By the time a family room opens in one of the local agencies, the parents have often already lost their children to federal agencies or cannot reach them because they do not have minutes on their cell phones, he added.
When Kenya Jacobs and her sons Michael and Malik became homeless last year, they turned to the Durham Interfaith Hospitality Network. Jacobs and her family had to wait a little more than a week before IHN had room for them, but to Jacobs, the wait felt more like a month. And once she started living at IHN, Jacobs watched many families get turned away.
“There were families that would come in that would bring four children that they would have to turn away because they didn’t have enough room,” she said. “I felt really bad because I thought to myself, ‘Where are they going to go to?’.... I personally do not know what I would of done if IHN turned us away for good.
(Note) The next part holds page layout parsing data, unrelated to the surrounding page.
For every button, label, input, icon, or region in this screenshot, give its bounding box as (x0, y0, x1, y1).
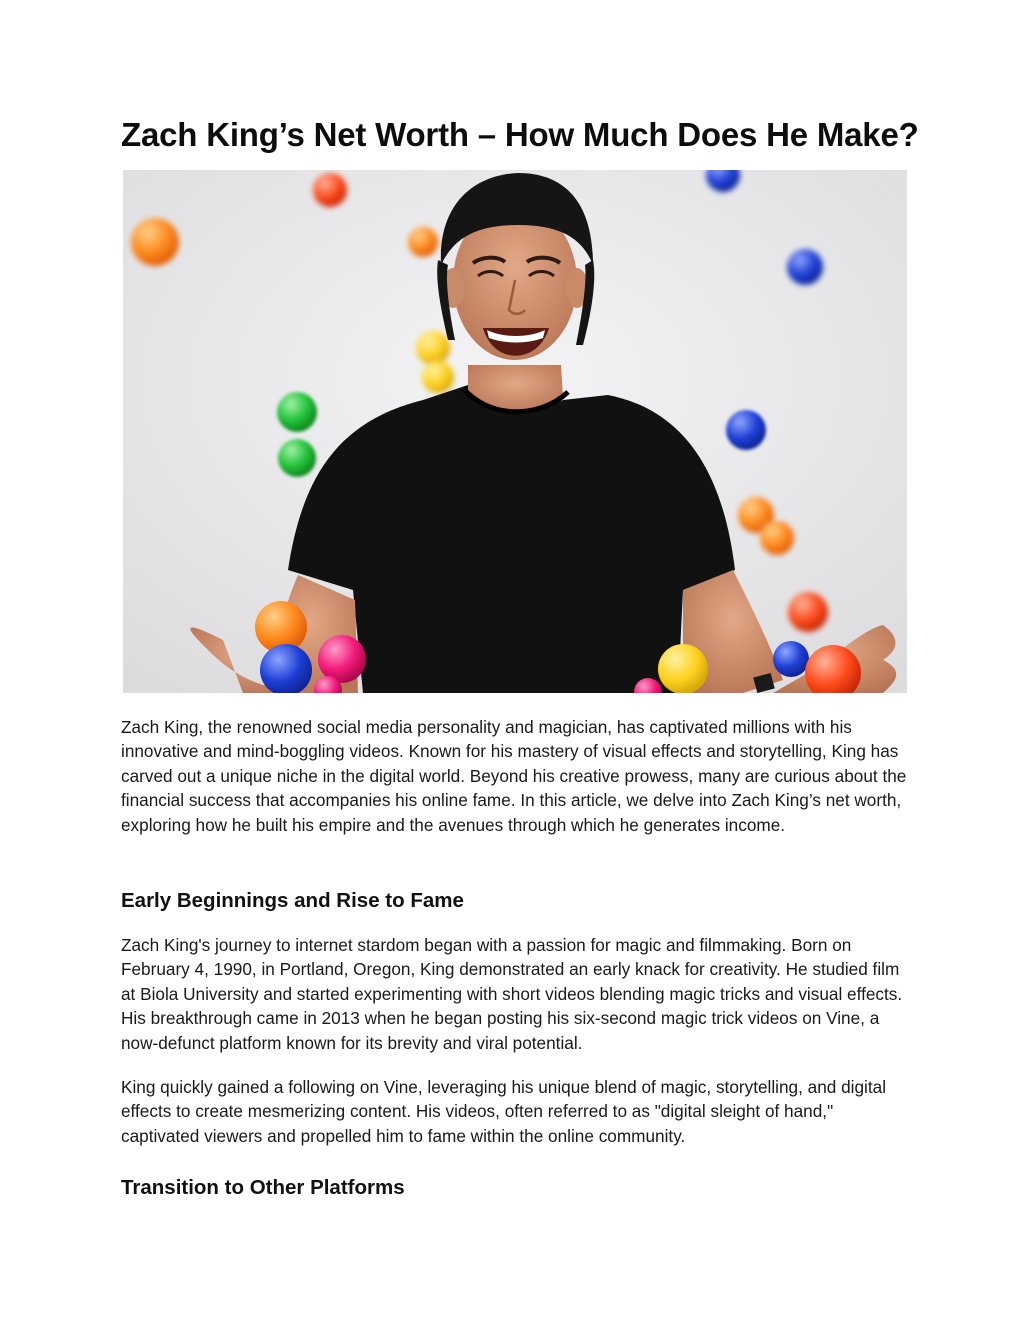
section-paragraph: King quickly gained a following on Vine, leveraging his unique blend of magic, storytelling, and digital effects to create mesmerizing content. His videos, often referred to as "digital sleight of hand," captivated viewers and propelled him to fame within the online community. (121, 1077, 887, 1146)
section-paragraph: Zach King's journey to internet stardom began with a passion for magic and filmmaking. Born on February 4, 1990, in Portland, Oregon, King demonstrated an early knack for creativity. He studied film at Biola University and started experimenting with short videos blending magic tricks and visual effects. His breakthrough came in 2013 when he began posting his six-second magic trick videos on Vine, a now-defunct platform known for its brevity and viral potential. (121, 935, 903, 1053)
article-title: Zach King’s Net Worth – How Much Does He Make? (121, 116, 919, 153)
hero-photo (123, 170, 907, 693)
section-heading-transition: Transition to Other Platforms (121, 1176, 405, 1199)
section-heading-early-beginnings: Early Beginnings and Rise to Fame (121, 889, 464, 912)
intro-paragraph: Zach King, the renowned social media personality and magician, has captivated millions with his innovative and mind-boggling videos. Known for his mastery of visual effects and storytelling, King has carved out a unique niche in the digital world. Beyond his creative prowess, many are curious about the financial success that accompanies his online fame. In this article, we delve into Zach King’s net worth, exploring how he built his empire and the avenues through which he generates income. (121, 717, 907, 835)
portrait-photo-icon (123, 170, 907, 693)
I don’t know where me and my children would be today.”
McGuigan of Genesis Home said every time a room opens, families vying for the space form a line out the door by 7:30 a.m. the next morning. Based on her experience, McGuigan said she thinks the approximate 44 homeless families the Point-in-Time survey accounts for in Durham does not reflect the true need in the community.
“It doesn’t count the people right now who are at risk and will be homeless tomorrow, and it doesn’t count the number of families who are living together,” she said “If you don’t know how you are going to sustain where you are staying right now, that is an issue.”
IHN Executive Director Catherine Pleil said the organization built another family room under its current office and wants to double its occupancy by next year to meet the demonstrated need.
Before these organizations can make more room for families, however, the system must first address the largest population of homeless people—single black males. Lanea Foster, a consultant for the city and the coordinator for homeless services in Durham, said black males are consistently about half of Durham’s total homeless population. These men are “clogging up the system” making it difficult to devote more resources to homeless families, she added.
“If we don’t address that problem, than the system will always be full, and no one will be able to get services,” Foster said.
Shrinking resources
As the federal government begins to decrease the amount of discretionary funding it gives to state programs, Pliel said IHN is expecting close to a $15,000 decrease in federal, state and local funds in the upcoming fiscal year. Similarly, Urban Ministries experienced a $22,847 decrease in federal, state and local funds in the last two fiscal years.
Reduced government support has forced IHN and other agencies to come up with new strategies to collect funds for services.
“A major part of discretionary spending is assistance to people in need and that is getting smaller,” Pliel said. “We need to find more donors because your budget is not going to be able to go down while you are trying to serve more people.”
McGuigan of Genesis Home said homeless shelters in Durham cannot count on government funding every year. Expecting another decrease in federal, state and local dollars next year, leaders at Genesis Home have started to build up other parts of their total annual income.
“We decided to shift that pyramid around so we are not relying as much on government resources,” she said. “We are building up other resources such as income from special events, congregations and civic groups by 5 to 15 percent each year.”
Given the decrease in funds, Foster said now—more than ever—it is essential that service providers are held accountable to use funds as effectively as possible to get people out of homelessness.
“People think that if we just give money that we are doing the right thing,” Foster said. “But throwing money at the problem is not the solution. We need to be a good steward of the money and the work and actually seeing people as people and making sure they are getting out of homelessness.”